2. Osteodistrofi Renal

Osteofdistrofi adala istilah yang menggambarkan secara umum semua

kelainan tulang akibat gangguan metabolisme Kalsium karena terjadinya

penurunan fungsi ginjal. Penatalaksanaannya dilakukan dengan cara

mengatasi hiperfosfatemia dan pemberian hormon kalsitriol. Hiperfosfatemia

diatasi dengan pembatasan asupan fosfat 600-800mg/hari, pemberian pengikat

fosfat seperti kalsium karbonat (CaCO3) dan kalsium asetat serta pemberian

bahan kalsium mimetik yang dapat menghambat reseptor Ca pada kelenjar

paratiroid dengan nama sevelamer hidroklorida.
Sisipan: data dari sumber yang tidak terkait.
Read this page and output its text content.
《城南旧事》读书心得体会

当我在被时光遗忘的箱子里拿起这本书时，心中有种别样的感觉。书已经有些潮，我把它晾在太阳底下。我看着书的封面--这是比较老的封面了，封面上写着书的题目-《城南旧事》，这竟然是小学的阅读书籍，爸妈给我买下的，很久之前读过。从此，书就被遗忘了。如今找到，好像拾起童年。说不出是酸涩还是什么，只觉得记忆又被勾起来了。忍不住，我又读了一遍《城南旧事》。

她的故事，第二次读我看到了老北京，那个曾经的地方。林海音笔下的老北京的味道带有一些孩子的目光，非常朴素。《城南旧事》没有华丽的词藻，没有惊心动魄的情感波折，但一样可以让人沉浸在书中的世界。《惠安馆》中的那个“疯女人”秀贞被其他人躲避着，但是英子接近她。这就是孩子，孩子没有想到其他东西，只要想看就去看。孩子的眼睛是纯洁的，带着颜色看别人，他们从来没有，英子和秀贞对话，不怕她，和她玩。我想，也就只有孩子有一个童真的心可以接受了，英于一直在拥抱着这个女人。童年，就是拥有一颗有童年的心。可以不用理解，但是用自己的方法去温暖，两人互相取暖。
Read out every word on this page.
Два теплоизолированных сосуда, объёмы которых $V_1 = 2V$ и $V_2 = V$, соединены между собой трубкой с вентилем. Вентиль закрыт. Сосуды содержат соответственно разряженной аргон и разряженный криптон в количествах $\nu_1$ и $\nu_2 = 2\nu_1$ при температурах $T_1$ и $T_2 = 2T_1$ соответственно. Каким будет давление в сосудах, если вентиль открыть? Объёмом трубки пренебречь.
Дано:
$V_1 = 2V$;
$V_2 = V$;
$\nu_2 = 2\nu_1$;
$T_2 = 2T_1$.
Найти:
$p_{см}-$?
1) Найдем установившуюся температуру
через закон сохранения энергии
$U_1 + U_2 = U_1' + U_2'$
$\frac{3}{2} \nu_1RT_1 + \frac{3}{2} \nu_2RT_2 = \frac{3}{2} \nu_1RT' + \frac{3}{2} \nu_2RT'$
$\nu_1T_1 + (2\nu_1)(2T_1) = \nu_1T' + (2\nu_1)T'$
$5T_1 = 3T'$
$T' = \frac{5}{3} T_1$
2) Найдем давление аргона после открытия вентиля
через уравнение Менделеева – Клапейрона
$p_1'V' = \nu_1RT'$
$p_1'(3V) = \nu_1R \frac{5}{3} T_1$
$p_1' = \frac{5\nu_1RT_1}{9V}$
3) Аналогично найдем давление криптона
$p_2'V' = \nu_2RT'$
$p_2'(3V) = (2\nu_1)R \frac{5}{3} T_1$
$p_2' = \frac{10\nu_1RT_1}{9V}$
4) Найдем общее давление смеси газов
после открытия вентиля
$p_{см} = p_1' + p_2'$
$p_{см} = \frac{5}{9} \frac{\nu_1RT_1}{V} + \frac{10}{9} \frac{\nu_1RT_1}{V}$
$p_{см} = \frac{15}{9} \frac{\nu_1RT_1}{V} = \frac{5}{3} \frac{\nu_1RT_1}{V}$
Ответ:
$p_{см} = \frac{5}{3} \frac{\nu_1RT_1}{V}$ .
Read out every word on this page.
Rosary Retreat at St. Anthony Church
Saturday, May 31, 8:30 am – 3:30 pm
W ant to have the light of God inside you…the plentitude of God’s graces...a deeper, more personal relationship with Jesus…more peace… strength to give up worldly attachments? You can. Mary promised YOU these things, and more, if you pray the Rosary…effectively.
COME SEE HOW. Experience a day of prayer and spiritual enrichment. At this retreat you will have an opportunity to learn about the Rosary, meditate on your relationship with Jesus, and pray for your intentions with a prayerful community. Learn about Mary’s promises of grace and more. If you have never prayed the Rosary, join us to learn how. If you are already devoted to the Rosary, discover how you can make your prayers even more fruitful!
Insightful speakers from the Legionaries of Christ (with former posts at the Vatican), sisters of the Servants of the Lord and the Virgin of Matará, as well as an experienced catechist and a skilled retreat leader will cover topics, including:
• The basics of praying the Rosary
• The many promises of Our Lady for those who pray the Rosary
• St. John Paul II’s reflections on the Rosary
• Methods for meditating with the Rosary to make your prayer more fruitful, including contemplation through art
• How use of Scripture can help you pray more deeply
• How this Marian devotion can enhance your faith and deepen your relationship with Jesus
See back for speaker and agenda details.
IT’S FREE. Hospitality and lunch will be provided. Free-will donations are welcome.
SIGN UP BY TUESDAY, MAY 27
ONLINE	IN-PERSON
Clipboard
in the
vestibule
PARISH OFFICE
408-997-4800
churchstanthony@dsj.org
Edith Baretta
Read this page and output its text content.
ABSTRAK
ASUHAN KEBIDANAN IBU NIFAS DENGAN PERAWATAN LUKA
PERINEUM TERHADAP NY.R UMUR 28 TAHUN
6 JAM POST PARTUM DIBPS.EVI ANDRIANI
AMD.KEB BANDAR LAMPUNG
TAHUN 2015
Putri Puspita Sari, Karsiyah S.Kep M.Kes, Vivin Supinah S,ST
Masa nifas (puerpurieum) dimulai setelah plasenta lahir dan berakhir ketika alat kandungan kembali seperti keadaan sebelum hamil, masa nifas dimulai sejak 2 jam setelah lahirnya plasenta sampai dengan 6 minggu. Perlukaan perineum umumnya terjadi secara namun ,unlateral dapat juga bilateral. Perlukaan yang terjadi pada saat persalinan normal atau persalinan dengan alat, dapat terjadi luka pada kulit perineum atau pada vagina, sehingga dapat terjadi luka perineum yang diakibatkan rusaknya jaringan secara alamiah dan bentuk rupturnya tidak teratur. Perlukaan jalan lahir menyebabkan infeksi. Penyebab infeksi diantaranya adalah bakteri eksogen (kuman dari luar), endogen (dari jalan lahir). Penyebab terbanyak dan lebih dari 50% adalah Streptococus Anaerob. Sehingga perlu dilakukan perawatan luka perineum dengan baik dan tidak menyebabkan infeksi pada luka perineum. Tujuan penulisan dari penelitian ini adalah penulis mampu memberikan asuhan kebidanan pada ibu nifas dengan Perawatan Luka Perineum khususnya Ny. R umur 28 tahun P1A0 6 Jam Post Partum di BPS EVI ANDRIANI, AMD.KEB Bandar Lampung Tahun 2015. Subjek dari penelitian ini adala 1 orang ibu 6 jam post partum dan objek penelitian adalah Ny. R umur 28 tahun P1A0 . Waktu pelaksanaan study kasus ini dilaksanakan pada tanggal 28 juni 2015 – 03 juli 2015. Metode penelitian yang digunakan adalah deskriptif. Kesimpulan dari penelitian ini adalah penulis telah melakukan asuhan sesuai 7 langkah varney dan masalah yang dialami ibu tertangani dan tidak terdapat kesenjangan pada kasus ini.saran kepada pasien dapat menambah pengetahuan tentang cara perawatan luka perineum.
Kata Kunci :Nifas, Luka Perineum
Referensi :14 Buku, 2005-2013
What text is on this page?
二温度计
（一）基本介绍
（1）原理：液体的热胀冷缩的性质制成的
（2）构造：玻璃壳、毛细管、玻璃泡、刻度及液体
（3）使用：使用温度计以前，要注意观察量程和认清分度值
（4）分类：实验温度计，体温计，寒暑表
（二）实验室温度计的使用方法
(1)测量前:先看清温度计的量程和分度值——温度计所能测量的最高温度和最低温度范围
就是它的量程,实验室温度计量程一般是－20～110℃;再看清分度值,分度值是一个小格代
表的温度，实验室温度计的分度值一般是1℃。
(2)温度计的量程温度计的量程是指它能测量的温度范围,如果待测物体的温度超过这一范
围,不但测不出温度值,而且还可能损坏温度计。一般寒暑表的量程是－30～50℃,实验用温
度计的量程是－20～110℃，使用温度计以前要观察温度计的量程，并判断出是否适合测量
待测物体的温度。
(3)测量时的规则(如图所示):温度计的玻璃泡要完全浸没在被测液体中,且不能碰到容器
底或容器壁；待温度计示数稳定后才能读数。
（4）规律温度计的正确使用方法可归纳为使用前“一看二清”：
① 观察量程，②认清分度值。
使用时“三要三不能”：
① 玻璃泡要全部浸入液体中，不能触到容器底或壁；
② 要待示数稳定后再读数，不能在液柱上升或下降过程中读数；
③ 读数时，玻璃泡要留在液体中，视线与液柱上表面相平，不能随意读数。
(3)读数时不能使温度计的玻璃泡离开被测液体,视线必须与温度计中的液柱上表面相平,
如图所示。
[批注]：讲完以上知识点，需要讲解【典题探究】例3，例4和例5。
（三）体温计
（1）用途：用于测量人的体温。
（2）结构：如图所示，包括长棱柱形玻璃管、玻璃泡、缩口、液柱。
Dialisis yang dilakukan pada

pasien dengan gagal ginjal juga berperan dalam mengatasi hiperfosfatemia.1,6

Pemberian kalsitriol dibatasi pada pasien dengan kadar fosfat darah

normal dan kadar hormon PTH > 2,5 kali normal karena pemakaian kalsitriol

pada kadar fosfat darah yang tinggi dapat menyebabkan terbentuk garam

fosfat yang mengendap di jaringan lunak dan dinding pembuluh darah

(kalsifikasi metastatik).1,6

Selain itu pemberian kalsitriol juga dapat mengakibatkan penekanan

berlebihan terhadap kelenjar paratiroid.1,6

2.1.8.5 Terapi Pengganti Ginjal berupa Dialisis atau Transplantasi Ginjal

Dilakukan pada CKD stadium 5, yaitu pada LFG kurang dari 15 ml/mnt.

Terapi tersebut dapat berupa hemodialisis, peritoneal dialisis atau transplantasi ginjal.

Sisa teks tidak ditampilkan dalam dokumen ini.